No, da quel fallimento, il disastroso e devastante fallimento di Lehman Brothers, non è stata tratta alcuna lezione. Anzi, la crisi è sempre lì, a un millimetro". L’avvocato e docente di diritto penale dell’economia Paolo Bernasconi, che collabora con il Centro studi dell’Associazione bancaria ticinese, è pessimista. "E non potrei essere altrimenti - replica -. Basta vedere cosa sta accadendo in Turchia e in Argentina, solo per fare due esempi. Quelle economie stanno esplodendo e i riflessi, come era accaduto con Lehman Brothers, si sentiranno anche da noi, in Svizzera". Come si erano sentiti quelli del fallimento della Lehman Brothers, travolta dalla crisi dei mutui subprime, che aveva coinvolto diversi istituti elvetici, costretti a rimborsare i clienti con risarcimenti da milioni e milioni di franchi.

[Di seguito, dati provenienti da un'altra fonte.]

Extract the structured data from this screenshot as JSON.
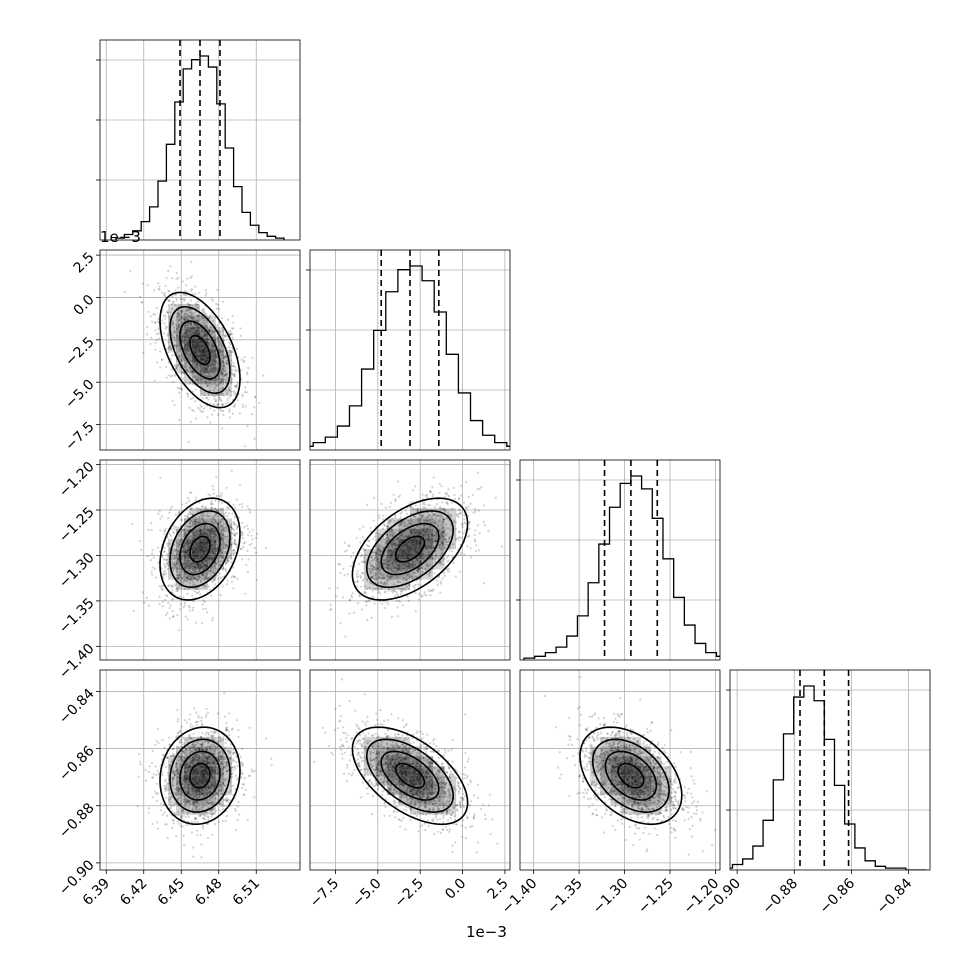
{
  "chart_data": {
    "type": "corner",
    "grid": true,
    "quantile_lines": "dashed",
    "parameters": [
      {
        "mean": 6.465,
        "sd": 0.016,
        "range": [
          6.385,
          6.545
        ],
        "ticks": [
          6.39,
          6.42,
          6.45,
          6.48,
          6.51
        ],
        "tick_labels": [
          "6.39",
          "6.42",
          "6.45",
          "6.48",
          "6.51"
        ],
        "quantiles": [
          6.449,
          6.465,
          6.481
        ]
      },
      {
        "mean": -3.1,
        "sd": 1.7,
        "range": [
          -9.0,
          2.8
        ],
        "ticks": [
          -7.5,
          -5.0,
          -2.5,
          0.0,
          2.5
        ],
        "tick_labels": [
          "−7.5",
          "−5.0",
          "−2.5",
          "0.0",
          "2.5"
        ],
        "quantiles": [
          -4.8,
          -3.1,
          -1.4
        ]
      },
      {
        "mean": -1.293,
        "sd": 0.028,
        "range": [
          -1.415,
          -1.195
        ],
        "ticks": [
          -1.4,
          -1.35,
          -1.3,
          -1.25,
          -1.2
        ],
        "tick_labels": [
          "−1.40",
          "−1.35",
          "−1.30",
          "−1.25",
          "−1.20"
        ],
        "quantiles": [
          -1.322,
          -1.293,
          -1.264
        ]
      },
      {
        "mean": -0.8695,
        "sd": 0.0085,
        "range": [
          -0.9025,
          -0.8325
        ],
        "ticks": [
          -0.9,
          -0.88,
          -0.86,
          -0.84
        ],
        "tick_labels": [
          "−0.90",
          "−0.88",
          "−0.86",
          "−0.84"
        ],
        "quantiles": [
          -0.878,
          -0.8695,
          -0.861
        ]
      }
    ],
    "correlations": [
      {
        "pair": [
          0,
          1
        ],
        "rho": -0.5
      },
      {
        "pair": [
          0,
          2
        ],
        "rho": 0.3
      },
      {
        "pair": [
          1,
          2
        ],
        "rho": 0.5
      },
      {
        "pair": [
          0,
          3
        ],
        "rho": 0.1
      },
      {
        "pair": [
          1,
          3
        ],
        "rho": -0.55
      },
      {
        "pair": [
          2,
          3
        ],
        "rho": -0.4
      }
    ],
    "histograms": [
      [
        0.01,
        0.03,
        0.05,
        0.1,
        0.18,
        0.32,
        0.52,
        0.75,
        0.93,
        0.98,
        1.0,
        0.94,
        0.74,
        0.5,
        0.29,
        0.15,
        0.08,
        0.04,
        0.02,
        0.01
      ],
      [
        0.01,
        0.02,
        0.04,
        0.07,
        0.13,
        0.24,
        0.44,
        0.65,
        0.86,
        0.98,
        1.0,
        0.92,
        0.75,
        0.52,
        0.31,
        0.16,
        0.08,
        0.04,
        0.02,
        0.01
      ],
      [
        0.01,
        0.02,
        0.04,
        0.07,
        0.13,
        0.24,
        0.42,
        0.63,
        0.83,
        0.96,
        1.0,
        0.93,
        0.77,
        0.55,
        0.34,
        0.19,
        0.09,
        0.04,
        0.02,
        0.01
      ],
      [
        0.01,
        0.03,
        0.06,
        0.13,
        0.27,
        0.49,
        0.74,
        0.94,
        1.0,
        0.92,
        0.71,
        0.46,
        0.25,
        0.12,
        0.05,
        0.02,
        0.01,
        0.01,
        0.0,
        0.0
      ]
    ],
    "offset_labels": {
      "param_1_y": "1e−3",
      "param_1_x": "1e−3"
    }
  }
}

"Però c’è da dire che le banche svizzere - aggiunge Bernasconi - hanno recepito le direttive che sono arrivate dalle varie autorità finanziarie. A cominciare dai continui adeguamenti al principio del regime too-big-to-fail, cioè troppo grandi per fallire, che hanno riguardato soprattutto i principali istituti costretti ad avere sempre più capitale proprio e a distribuire attentamente i rischi per evitare appunto di finire nei guai". E di dover ricorrere all’aiuto dello Stato, e dunque dei contribuenti, per poi uscirne. Ed ecco perché il Consiglio federale dall’ottobre 2008, riprendendo le indicazioni non soltanto europee ma anche di importanti economisti, ha dettato nuovi parametri attraverso la banca nazionale. Che tuttavia mentre da noi ha avuto un effetto-argine, così non si può dire per altri Paesi dove i parametri di rischio non vengono rispettati. O meglio, vengono rispettati formalmente ma non nella pratica. "Ed ecco perché la crisi è sempre incombente. Pensiamo soltanto alle grandi banche cinesi che sono gonfie di prodotti a rischio o che hanno strategie che non si sa da che parte porteranno. Se saltano da un giorno all’altro, come è capitato con la Lehman Brothers, che succede?", si chiede ancora Bernasconi.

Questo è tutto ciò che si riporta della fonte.